Guy stands, bending forward to rest on the Zimmer frame. I flush the toilet, to be rid of the sight, then, while his always skinny, now scrawny, legs quiver, I carefully wipe him down. Once you get over the simple unpleasantness of it – I suspect most people would gag, the first time – it is easier to wipe somebody else’s bum than it is your own, because you can see what you’re doing and use both hands at once if necessary. The whole process is much more efficient and uses no more toilet paper than is strictly required, so it’s better for the environment, too. If we were being really green we’d all have somebody else wipe our bums, though I can’t see it catching on.

‘Fucking portable prison,’ Guy mutters, and slaps at the Zimmer. Dad hates his walking aid, even though it helps him a lot. He can still move around fairly easily on the flat, even out in the garden, using his Zimmer frame and, on good days, just a single forearm crutch. On really good days he can get by with just a walking stick.
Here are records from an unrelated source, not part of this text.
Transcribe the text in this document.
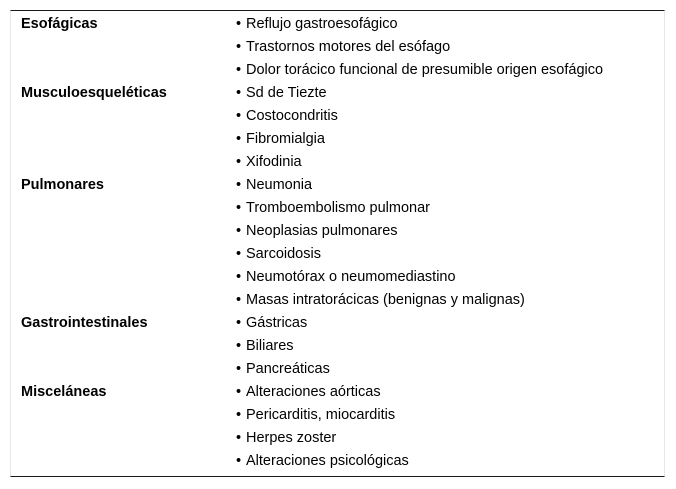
Esofágicas	• Reflujo gastroesofágico
	• Trastornos motores del esófago
	• Dolor torácico funcional de presumible origen esofágico
Musculoesqueléticas	• Sd de Tiezte
	• Costocondritis
	• Fibromialgia
	• Xifodinia
Pulmonares	• Neumonia
	• Tromboembolismo pulmonar
	• Neoplasias pulmonares
	• Sarcoidosis
	• Neumotórax o neumomediastino
	• Masas intratorácicas (benignas y malignas)
Gastrointestinales	• Gástricas
	• Biliares
	• Pancreáticas
Misceláneas	• Alteraciones aórticas
	• Pericarditis, miocarditis
	• Herpes zoster
	• Alteraciones psicológicas
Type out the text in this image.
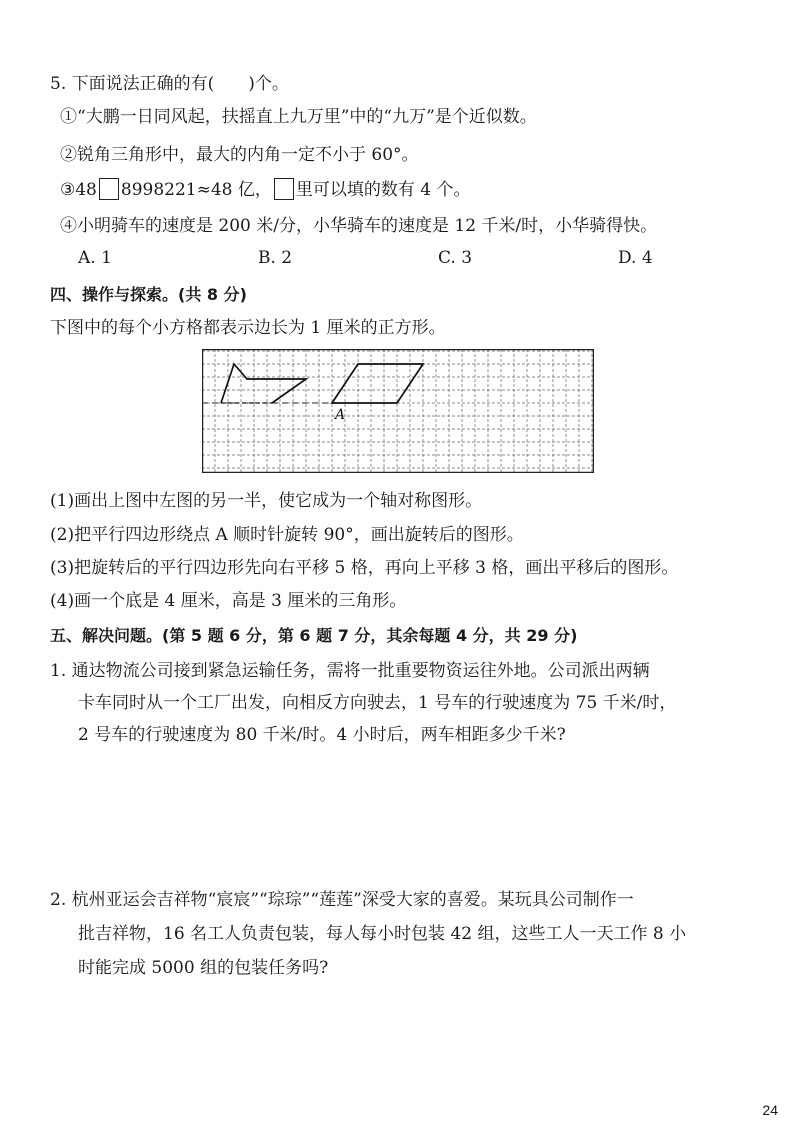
5. 下面说法正确的有(　　)个。
①“大鹏一日同风起，扶摇直上九万里”中的“九万”是个近似数。
②锐角三角形中，最大的内角一定不小于 60°。
③48 8998221≈48 亿， 里可以填的数有 4 个。
④小明骑车的速度是 200 米/分，小华骑车的速度是 12 千米/时，小华骑得快。
A. 1	B. 2	C. 3	D. 4
四、操作与探索。(共 8 分)
下图中的每个小方格都表示边长为 1 厘米的正方形。
A
(1)画出上图中左图的另一半，使它成为一个轴对称图形。
(2)把平行四边形绕点 A 顺时针旋转 90°，画出旋转后的图形。
(3)把旋转后的平行四边形先向右平移 5 格，再向上平移 3 格，画出平移后的图形。
(4)画一个底是 4 厘米，高是 3 厘米的三角形。
五、解决问题。(第 5 题 6 分，第 6 题 7 分，其余每题 4 分，共 29 分)
1. 通达物流公司接到紧急运输任务，需将一批重要物资运往外地。公司派出两辆
卡车同时从一个工厂出发，向相反方向驶去，1 号车的行驶速度为 75 千米/时，
2 号车的行驶速度为 80 千米/时。4 小时后，两车相距多少千米?
2. 杭州亚运会吉祥物“宸宸”“琮琮”“莲莲”深受大家的喜爱。某玩具公司制作一
批吉祥物，16 名工人负责包装，每人每小时包装 42 组，这些工人一天工作 8 小
时能完成 5000 组的包装任务吗?
24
Guy starts coughing. He sits back down to do this. Probably wise; sometimes when he coughs really hard a little poo can come out. His cough makes it sound like his chest is full of Lego bricks. He stopped smoking five years ago, about twenty years too late. He’s taken it up again recently, reckoning there’s nothing left to lose, and also, I think, as an act of defiance. He’s shared a roll-up with Haze already this evening and I can smell the tobacco on his clothes.

After half a minute or so he stops coughing and goes back to just wheezing.

‘That you okay?’ I ask him.

‘Fucking never been better,’ he says. He hauls some phlegm up into his mouth, shuffles back a little further on the loo, and carefully spits between his spread legs. I choose not to follow the whole process. ‘Christ,’ he says, sitting back against the cistern and breathing hard, a noise of gurgling coming from his lungs, ‘knackers me just having a cough these days.’ He sighs, wipes his lips, looks at me. ‘I hope the shareholders of British American Tobacco are fucking grateful.’

‘Think we’re done?’ I ask him.

‘Done and dusted, kid,’ he tells me. ‘Done and dust-to-dusted.’

I flush a second time, strip off the gloves and dump them in the bin, help Guy on with his pants and trousers and run the taps, holding the towel ready while he rests his forearms on the Zimmer and washes his hands.